Today marked the third day of MUSC Beginner’s Boot Camp and our class is slowly adjusting to this morning fitness routine. It still feels a little odd going to bed at the same time as elementary school kids and rising, like I like to say, with the birds. Sgt. H, our PT (physical training) instructor, has been leading us through a routine of stretching and exercises. Our class meets weekly for 12 weeks on Mondays, Tuesdays and Thursdays. I learned that physical fitness is very important to the Marines and that they must maintain a higher fitness level than any of the other military branches. Marines are required to pass a Marine Corps Physical Fitness Test (PFT) twice a year to assess their fitness level.

Our class focuses on proper form and execution for push-ups, crunches, leg lifts, side straddle hops (also known as jumping jacks), an numerous other exercises that I’ve never heard of before. Another key element is daily running to help build agility and endurance. Today, we evaluated our current level of fitness by performing timed push-ups and crunches each within a two-minute period.

I reported a miserable 15 push-ups and 18 crunches and ran a 16:13 minute not-quite-one-mile – a paltry baseline performance. Let me say that I’ve not run since high school and can honestly vouch that it is not my forte. After this morning’s excitement, I couldn’t wait to hit the showers.

My office day was pretty routine. I limped along completing a couple of scheduled interviews while striving to drink my 8-10 glasses of water for proper hydration as instructed by Sgt. H and my team trainers, Ron and Todd. I’m one of 13 members on the Joe D. Bands Challenge team.

By 5 p.m., I was ready to attend our first Healthy Charleston Challenge weekly team meeting and anxious to meet other members of my team. Program organizers Janis and Whitney did a fine job planning this initial gathering and introduced a team of new program supporters including a physician (Dr. Dave), nutritionist (Judith), psychiatrist (Josh) and program trainer (James), plus the help 27 experienced mentors who completed last winter’s program.

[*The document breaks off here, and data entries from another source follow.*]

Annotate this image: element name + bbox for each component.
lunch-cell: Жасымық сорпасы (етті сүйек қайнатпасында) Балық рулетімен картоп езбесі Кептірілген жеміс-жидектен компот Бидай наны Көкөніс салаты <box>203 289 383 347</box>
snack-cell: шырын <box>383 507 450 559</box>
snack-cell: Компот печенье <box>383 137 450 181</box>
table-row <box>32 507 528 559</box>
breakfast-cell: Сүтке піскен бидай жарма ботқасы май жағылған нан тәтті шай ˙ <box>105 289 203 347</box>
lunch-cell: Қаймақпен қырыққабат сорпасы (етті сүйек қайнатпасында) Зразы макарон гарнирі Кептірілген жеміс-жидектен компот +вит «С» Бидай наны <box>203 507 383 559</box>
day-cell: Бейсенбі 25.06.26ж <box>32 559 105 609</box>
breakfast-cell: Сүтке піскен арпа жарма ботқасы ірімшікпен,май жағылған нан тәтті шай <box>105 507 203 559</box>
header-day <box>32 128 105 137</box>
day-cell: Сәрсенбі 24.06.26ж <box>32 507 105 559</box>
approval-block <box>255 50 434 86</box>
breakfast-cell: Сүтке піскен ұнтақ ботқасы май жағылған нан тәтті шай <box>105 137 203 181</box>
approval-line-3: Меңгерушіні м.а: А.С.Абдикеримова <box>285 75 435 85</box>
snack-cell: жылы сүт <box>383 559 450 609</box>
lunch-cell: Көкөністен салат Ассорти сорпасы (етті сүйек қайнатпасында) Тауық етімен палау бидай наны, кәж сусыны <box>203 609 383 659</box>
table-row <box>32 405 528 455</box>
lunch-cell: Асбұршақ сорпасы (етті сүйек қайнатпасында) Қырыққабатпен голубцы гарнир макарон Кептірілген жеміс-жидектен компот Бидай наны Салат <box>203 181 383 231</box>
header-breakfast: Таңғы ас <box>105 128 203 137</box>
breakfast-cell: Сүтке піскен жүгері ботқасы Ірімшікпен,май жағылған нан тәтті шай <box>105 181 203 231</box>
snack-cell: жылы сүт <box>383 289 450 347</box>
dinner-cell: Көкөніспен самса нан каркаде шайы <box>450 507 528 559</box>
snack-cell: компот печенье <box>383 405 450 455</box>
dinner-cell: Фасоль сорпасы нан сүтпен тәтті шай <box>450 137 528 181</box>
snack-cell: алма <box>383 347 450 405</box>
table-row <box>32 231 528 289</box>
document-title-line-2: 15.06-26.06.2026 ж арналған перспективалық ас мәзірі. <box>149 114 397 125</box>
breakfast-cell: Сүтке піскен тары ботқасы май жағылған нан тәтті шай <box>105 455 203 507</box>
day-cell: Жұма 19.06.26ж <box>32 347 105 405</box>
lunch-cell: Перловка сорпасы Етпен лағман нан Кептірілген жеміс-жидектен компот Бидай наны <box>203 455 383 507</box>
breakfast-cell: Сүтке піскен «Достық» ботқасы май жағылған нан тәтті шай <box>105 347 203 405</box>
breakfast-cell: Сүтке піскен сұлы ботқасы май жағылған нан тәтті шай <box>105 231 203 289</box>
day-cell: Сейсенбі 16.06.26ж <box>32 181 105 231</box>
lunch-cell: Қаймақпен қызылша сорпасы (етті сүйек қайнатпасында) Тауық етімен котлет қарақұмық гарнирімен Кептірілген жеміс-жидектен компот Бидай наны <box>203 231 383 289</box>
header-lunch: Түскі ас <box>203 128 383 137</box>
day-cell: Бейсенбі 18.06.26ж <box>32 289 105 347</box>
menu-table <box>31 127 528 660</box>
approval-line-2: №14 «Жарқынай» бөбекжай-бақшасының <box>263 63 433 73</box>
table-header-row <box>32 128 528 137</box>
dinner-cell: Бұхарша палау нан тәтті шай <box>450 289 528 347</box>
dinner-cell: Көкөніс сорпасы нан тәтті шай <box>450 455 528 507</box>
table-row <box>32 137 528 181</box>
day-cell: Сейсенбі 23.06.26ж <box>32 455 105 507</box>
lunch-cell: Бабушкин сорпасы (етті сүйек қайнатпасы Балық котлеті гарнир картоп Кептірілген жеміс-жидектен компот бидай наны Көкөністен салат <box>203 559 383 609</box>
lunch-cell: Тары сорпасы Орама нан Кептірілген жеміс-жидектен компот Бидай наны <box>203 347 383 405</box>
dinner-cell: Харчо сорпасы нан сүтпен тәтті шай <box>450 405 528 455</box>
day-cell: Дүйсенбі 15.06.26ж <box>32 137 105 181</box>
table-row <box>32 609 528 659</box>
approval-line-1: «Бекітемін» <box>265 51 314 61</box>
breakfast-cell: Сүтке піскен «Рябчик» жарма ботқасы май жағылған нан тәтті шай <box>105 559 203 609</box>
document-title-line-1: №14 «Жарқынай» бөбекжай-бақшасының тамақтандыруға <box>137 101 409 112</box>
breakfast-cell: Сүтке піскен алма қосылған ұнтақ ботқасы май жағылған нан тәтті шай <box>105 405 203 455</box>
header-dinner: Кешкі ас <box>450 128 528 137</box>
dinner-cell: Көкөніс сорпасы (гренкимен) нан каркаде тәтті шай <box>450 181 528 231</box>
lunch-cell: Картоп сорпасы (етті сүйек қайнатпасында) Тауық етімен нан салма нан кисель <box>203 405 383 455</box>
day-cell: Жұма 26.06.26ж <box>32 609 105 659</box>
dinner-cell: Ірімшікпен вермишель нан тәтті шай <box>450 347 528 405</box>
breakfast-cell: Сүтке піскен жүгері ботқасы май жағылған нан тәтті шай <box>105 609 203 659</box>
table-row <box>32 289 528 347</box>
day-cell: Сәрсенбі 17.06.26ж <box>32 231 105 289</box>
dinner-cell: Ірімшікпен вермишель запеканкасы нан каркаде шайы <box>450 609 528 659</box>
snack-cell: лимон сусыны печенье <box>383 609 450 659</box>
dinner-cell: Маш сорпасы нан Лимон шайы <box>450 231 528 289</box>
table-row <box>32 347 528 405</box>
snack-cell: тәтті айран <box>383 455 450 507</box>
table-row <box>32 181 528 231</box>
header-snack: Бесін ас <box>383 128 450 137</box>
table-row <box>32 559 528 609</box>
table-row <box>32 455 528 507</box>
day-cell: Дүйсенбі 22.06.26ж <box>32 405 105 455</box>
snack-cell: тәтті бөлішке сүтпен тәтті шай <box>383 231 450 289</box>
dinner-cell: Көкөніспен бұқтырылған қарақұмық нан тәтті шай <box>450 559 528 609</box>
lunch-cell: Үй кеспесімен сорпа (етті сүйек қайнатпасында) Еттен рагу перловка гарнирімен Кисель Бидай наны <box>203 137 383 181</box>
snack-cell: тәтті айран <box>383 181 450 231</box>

At our team table was our Joe D. Bands trainers, Ron and Todd, and team mates Katherine, Nina, Ed, Margie, Ronnie, Kathy and Nick, voted team captain. Our mentors are Greg, Michelle and Pam. Several of my team participate in the Beginner’s Boot Camp and the alternative Joe D. Bands morning workouts where we were first introduced. I can’t say enough about having the support and camaraderie of our team mates, especially mentors. Their knowledge and experience will be invaluable to each of us throughout this fitness and weight loss journey.

A highlight of the educational meeting were testimonials given by several personal success stories. John and Nicole are two Winter Healthy Challenge mentors who wanted to share their stories of their journeys to weight loss, healthy living and success. As each individual told their story, I was in awe of how their winter successes continued on and improved almost six months later. “The program helped save my life,” said John, with both conviction and emotion about his 44 pound weight loss and borderline struggle in starting blood pressure medication.

Our first meeting couldn’t have ended any better. The encouragement through these inspirational stories and presence of real-life heroes were what we needed for each of us to get this 11-week, life-changing effort going.